A palavra soou desafiadora na noite ao receber minha chegada. Uma vez, pensei enquanto o som se espalhava por mim, só cavaleiros poderiam estar entre aquelas fileiras. Mas os tempos mudaram. Com a cabeça erguida, capa a trailing atrás de mim, cavalejei até o fim do beco sob o olhar de milhares. No final, dois orcs me aguardavam. Um deles eu conhecia de algumas conversas durante e após a entrada dele no Sexto Exército de Callow, o General Bagram. O outro me fez sorrir: Deus, parecia que fazia uma eternidade que não via Hakram. Ainda alto e grande, como se o Céu tivesse dado a um carvalho antigo uma folha para andar por aí. Sua mão de osso, sem luva, em inverno ou verão, mas a outra — espere, o quê? — não tinha ideia do que o surpreendia mais: se ele tinha perdido mais uma mão ou se não se tinha preocupado em substituí-la. Fitei Zombie, o Quatro, que parou ao meu lado, e olhei nos olhos escuros do Adjutant, arqueando a sobrancelha.

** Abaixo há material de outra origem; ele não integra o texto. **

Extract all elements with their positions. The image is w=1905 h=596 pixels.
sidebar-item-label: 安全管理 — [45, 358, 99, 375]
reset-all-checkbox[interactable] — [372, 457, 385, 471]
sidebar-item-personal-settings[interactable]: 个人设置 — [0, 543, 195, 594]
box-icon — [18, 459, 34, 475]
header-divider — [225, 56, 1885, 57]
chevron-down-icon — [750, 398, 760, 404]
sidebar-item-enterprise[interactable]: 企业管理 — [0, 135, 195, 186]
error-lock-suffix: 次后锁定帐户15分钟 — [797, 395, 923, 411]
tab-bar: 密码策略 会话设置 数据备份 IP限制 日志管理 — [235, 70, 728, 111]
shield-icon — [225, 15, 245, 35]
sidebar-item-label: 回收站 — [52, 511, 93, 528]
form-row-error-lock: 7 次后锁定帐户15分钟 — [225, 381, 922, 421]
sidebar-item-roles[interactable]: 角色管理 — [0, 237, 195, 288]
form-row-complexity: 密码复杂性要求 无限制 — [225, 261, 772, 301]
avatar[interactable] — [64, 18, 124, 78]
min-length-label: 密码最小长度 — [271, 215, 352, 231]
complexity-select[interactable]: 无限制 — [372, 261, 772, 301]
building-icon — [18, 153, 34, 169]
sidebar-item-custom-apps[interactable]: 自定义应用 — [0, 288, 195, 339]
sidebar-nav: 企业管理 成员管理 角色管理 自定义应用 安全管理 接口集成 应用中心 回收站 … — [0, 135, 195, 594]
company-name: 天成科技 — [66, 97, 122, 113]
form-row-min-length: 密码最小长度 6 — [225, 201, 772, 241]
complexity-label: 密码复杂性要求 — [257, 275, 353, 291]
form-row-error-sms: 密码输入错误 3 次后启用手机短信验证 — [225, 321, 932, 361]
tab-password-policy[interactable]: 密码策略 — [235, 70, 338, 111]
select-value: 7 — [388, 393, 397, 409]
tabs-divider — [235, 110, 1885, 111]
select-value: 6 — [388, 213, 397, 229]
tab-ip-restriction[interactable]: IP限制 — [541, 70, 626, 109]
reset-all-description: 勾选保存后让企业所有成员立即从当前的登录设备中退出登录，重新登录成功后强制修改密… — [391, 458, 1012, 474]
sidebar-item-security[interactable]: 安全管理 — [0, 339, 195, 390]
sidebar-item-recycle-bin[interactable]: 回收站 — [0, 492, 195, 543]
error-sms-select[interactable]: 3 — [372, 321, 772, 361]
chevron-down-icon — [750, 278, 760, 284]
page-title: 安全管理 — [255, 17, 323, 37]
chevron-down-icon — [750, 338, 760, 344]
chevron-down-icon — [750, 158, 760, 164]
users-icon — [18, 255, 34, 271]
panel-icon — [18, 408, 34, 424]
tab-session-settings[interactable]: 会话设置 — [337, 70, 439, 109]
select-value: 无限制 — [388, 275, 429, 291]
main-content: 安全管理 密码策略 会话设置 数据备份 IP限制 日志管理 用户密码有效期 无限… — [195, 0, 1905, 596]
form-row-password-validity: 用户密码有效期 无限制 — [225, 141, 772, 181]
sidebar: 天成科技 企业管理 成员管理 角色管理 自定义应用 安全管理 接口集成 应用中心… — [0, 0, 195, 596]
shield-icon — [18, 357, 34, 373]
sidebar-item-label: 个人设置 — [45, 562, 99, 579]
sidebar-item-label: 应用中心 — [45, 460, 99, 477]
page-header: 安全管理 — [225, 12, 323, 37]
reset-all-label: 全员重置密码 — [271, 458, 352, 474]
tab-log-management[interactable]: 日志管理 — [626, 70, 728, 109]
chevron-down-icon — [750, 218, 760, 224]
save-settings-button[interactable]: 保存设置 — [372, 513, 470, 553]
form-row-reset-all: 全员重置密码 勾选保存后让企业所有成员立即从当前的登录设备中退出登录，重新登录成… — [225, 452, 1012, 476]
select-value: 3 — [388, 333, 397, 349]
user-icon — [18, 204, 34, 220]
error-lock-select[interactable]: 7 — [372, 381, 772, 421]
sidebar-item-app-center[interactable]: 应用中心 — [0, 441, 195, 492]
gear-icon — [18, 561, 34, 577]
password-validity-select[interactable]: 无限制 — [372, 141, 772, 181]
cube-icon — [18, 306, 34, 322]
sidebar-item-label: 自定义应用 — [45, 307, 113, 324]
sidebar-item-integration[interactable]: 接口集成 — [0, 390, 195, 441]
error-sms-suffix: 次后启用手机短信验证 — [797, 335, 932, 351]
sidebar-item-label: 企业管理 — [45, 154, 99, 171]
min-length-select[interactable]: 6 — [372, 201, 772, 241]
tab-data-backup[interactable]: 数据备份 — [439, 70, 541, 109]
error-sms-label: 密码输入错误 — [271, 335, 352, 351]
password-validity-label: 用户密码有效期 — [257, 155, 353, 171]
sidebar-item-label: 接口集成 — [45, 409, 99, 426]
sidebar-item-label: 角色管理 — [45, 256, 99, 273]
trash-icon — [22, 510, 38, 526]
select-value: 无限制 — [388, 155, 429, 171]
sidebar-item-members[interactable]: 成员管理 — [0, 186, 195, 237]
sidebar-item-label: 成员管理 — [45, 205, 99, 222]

“Sabe, uma é compreensível,” eu disse. “Acontece com os melhores. Mas duas? Isso é descuido, Hakram. Não é como se você tivesse mãos de sobra.”
“Acho que meus dias de batucar já acabaram,” respondeu pensativo. “E nunca gostei de teatro.”
Houve uma pausa.
“Você fez a mesma piada idiota da última vez que perdeu uma mão, não foi?” suspirei.
“Está mais engraçada dessa vez,” ele disse. “Sabe, porque estou ficando sem mãos para perder.”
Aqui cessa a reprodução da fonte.